Internet use has become ubiquitous in global society and has created opportunities for more, and more diverse, civic engagement and political participation (Ohme, 2019). Use of the Internet and especially social media or social networking sites (SNS) such as Facebook, YouTube, Twitter, Instagram and WhatsApp, has expanded on a global scale; two-thirds of the world’s 7.8 billion people are now online (Kemp, 2022; Pew Research Center, 2018). SNS use in emerging and developing countries, especially, has empowered citizens to engage with the outside world, organize, and to engage in social and political activism (Howard, et al., 2011; Mano & Ndlela, 2020; Pew Research Center, 2018). SNS also allows tools for discreet commentary, like disarming memes, for users to challenge authoritarian rule (Moreno-Almeida, 2021). Social media has proven to be so effective as a tool of communication and organization that some authoritarian national leaders are nervous about it (Campbell & Quinn, 2021).

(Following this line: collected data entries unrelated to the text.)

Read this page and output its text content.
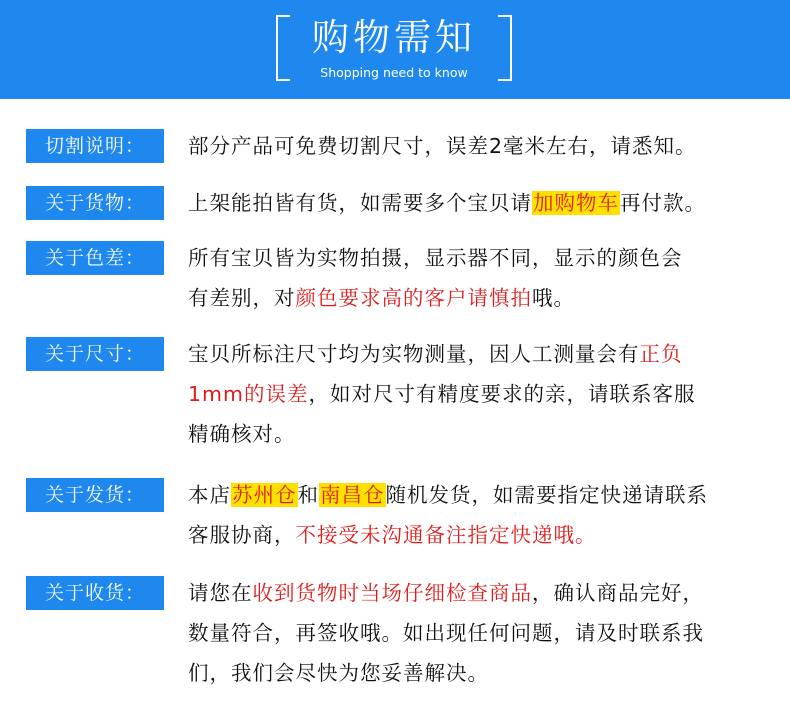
购物需知
Shopping need to know
切割说明：	部分产品可免费切割尺寸，误差2毫米左右，请悉知。
关于货物：	上架能拍皆有货，如需要多个宝贝请加购物车再付款。
关于色差：	所有宝贝皆为实物拍摄，显示器不同，显示的颜色会
有差别，对颜色要求高的客户请慎拍哦。
关于尺寸：	宝贝所标注尺寸均为实物测量，因人工测量会有正负
1mm的误差，如对尺寸有精度要求的亲，请联系客服
精确核对。
关于发货：	本店苏州仓和南昌仓随机发货，如需要指定快递请联系
客服协商，不接受未沟通备注指定快递哦。
关于收货：	请您在收到货物时当场仔细检查商品，确认商品完好，
数量符合，再签收哦。如出现任何问题，请及时联系我
们，我们会尽快为您妥善解决。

The social media boom is changing the political landscape of Africa (orfonline.org, 2019). With an estimated population of 1.3 billion inhabitants, more than 200 million now use social media, and people in Africa are more likely per-capita to access the Internet and social media via mobile device than those in the West (Ovuorie, 2022; internetworldstats.com, 2020). Increasingly, they use mobile and social media to partake in political debates, even in ways which challenge authority (Mano & Ndlela, 2020; Ovuorie, 2022;).

Social media use is strong and steady in developing countries. For example, the percentage annual increase in the number of people using social media in Ghana (22%), South Africa (20%), Kenya (15%) is higher than United States (5%); and percentage of time spent on social media in Egypt (3.09hrs), Nigeria (3.02hrs), and Ghana (2.56hrs) is higher than the United States (2.07hrs) (internetworldstats.com, 2020). Yet, it is noteworthy that much of the research efforts in this area are limited to Western democracies (Boulianne, 2015; Skoric, Zhu, Goh, & Pang, 2016). This study attempts to add to that body of knowledge by examining the relationship between social media, civic engagement, and political participation in Nigeria.

Nigeria (a country the size of Oklahoma and Texas states combined) accounts for about half of West Africa’s population with approximately 202 million people, including one of the world’s youngest populations (median age, 18.4 years) and the continent’s largest economy (Worldbank.org, 2020). Nigeria adopted party politics in 1999 after four decades of military rule and held her seventh consecutive democratic elections in 2023. Nigerians have also expressed preference for democratic form of government (aceproject.org, 2020) – yet voter turnout has declined steadily through each election (Abang, 2019; IDEA, 2020; Reuters, 2019; Yusuf, 2023). An election observer said young voters reported that they didn’t trust Nigeria’s electoral system and that they felt their votes didn’t count (Abang, 2019); in the latest iteration, turnout fell to 29% (Yusuf, 2023). Interviews before the prior election suggested apathy among young Nigerians, partly because the two leading presidential candidates were in their 70s and couldn’t “offer any real hope” for change (Adigun, 2020, p. 21). Low turnout in the 2019 election helped inspired the creation of “We Are Restless,” an advocacy organization led by and targeting young Nigerians (Olasupo, 2021), yet it failed to deliver youth vote in higher numbers in 2023, despite the presence of a relatively younger candidate (Peter Obi, age 61) on the ballot (Yusuf 2023).